27 November 2010

The day Abdulwahab Al-Essa became an internet douchebag


Last Thursday, Abdulwahab Al-Essa, one of Alwatan's main news anchors/Alwatan daily columnist tweeted an insult following (or during, not really sure) the Saudi-Kuwait football game.

The insult, بقايا حجاج, is one tribal Saudis often use to taunt Saudis from the Hijaz (eastern) region. Alessa then tweeted two other mundane tweets and called it a day.

Saudis were livid and rightly so. Some on twitter demanded an apology but all they got was a day later, Alessa deleted that tweet and protected his profile.

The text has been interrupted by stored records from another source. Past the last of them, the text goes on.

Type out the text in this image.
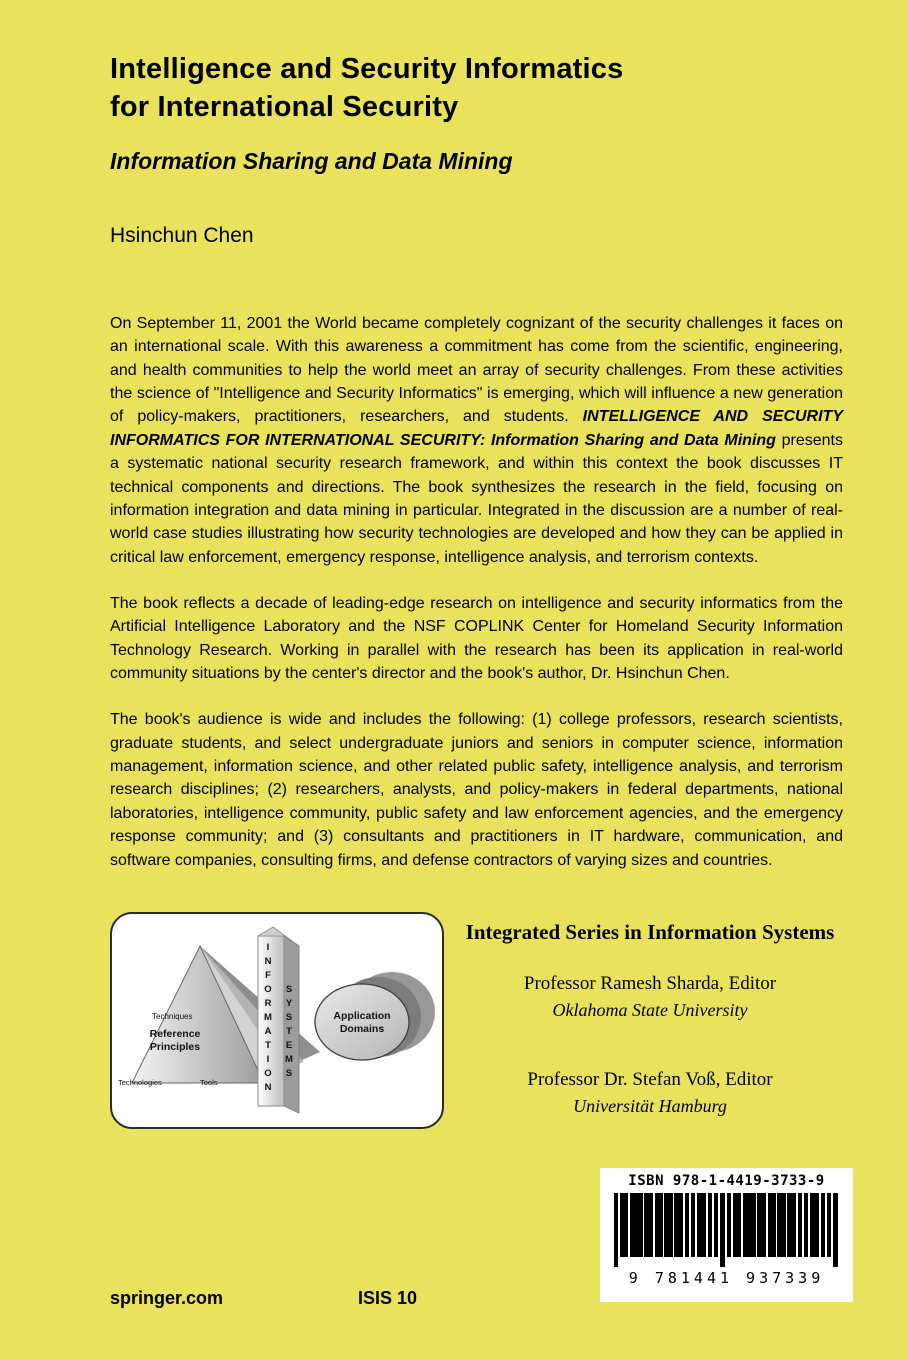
Intelligence and Security Informatics
for International Security
Information Sharing and Data Mining
Hsinchun Chen

On September 11, 2001 the World became completely cognizant of the security challenges it faces on an international scale. With this awareness a commitment has come from the scientific, engineering, and health communities to help the world meet an array of security challenges. From these activities the science of "Intelligence and Security Informatics" is emerging, which will influence a new generation of policy-makers, practitioners, researchers, and students. INTELLIGENCE AND SECURITY INFORMATICS FOR INTERNATIONAL SECURITY: Information Sharing and Data Mining presents a systematic national security research framework, and within this context the book discusses IT technical components and directions. The book synthesizes the research in the field, focusing on information integration and data mining in particular. Integrated in the discussion are a number of real-world case studies illustrating how security technologies are developed and how they can be applied in critical law enforcement, emergency response, intelligence analysis, and terrorism contexts.

The book reflects a decade of leading-edge research on intelligence and security informatics from the Artificial Intelligence Laboratory and the NSF COPLINK Center for Homeland Security Information Technology Research. Working in parallel with the research has been its application in real-world community situations by the center's director and the book's author, Dr. Hsinchun Chen.

The book's audience is wide and includes the following: (1) college professors, research scientists, graduate students, and select undergraduate juniors and seniors in computer science, information management, information science, and other related public safety, intelligence analysis, and terrorism research disciplines; (2) researchers, analysts, and policy-makers in federal departments, national laboratories, intelligence community, public safety and law enforcement agencies, and the emergency response community; and (3) consultants and practitioners in IT hardware, communication, and software companies, consulting firms, and defense contractors of varying sizes and countries.

Techniques
Reference Principles
Technologies	Tools	INFORMATION SYSTEMS	Application Domains
Integrated Series in Information Systems
Professor Ramesh Sharda, Editor
Oklahoma State University
Professor Dr. Stefan Voß, Editor
Universität Hamburg
ISBN 978-1-4419-3733-9
9 781441 937339
springer.com	ISIS 10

The next day , Abdullah Wabran, a Kuwaiti sports commentator, apologized to the Saudis and said Alessa doesn't represent Kuwait (obviously). It's rumored that MP Marzoug Alghanim also apologized.

As much as I find his tweet inexcusable, the actions that followed magnified his words 100x.

Let's go through a few internet rules Al-essa forgot:

1) The internet is a public place/echo chamber. Whatever you say is open to everyone else, even with a private profile, and will be repeated a bazillion times.
2) The internet demands immediate action. Allowing the tweet to go undeleted for the amount of time it did was one of the mistakes he made.
3) The internet is forever. Google doesn't forget. Abdulwahab Alessa's name search results will bring up this insult forever.
4) Take control of your narrative as soon as possible. He should've issued an apology and press release IMMEDIATELY following the incident. It's two days later and he still hasn't apologized. Douchey move. He still hasn't sent out a press release.
5) You can only have one identity on the internet. You're either a news man or a stupid kid who can't handle the consequences of his actions. You can't be both.

Abdulwahab may be young but hiding behind his mother's skirt right now isn't doing him any favors.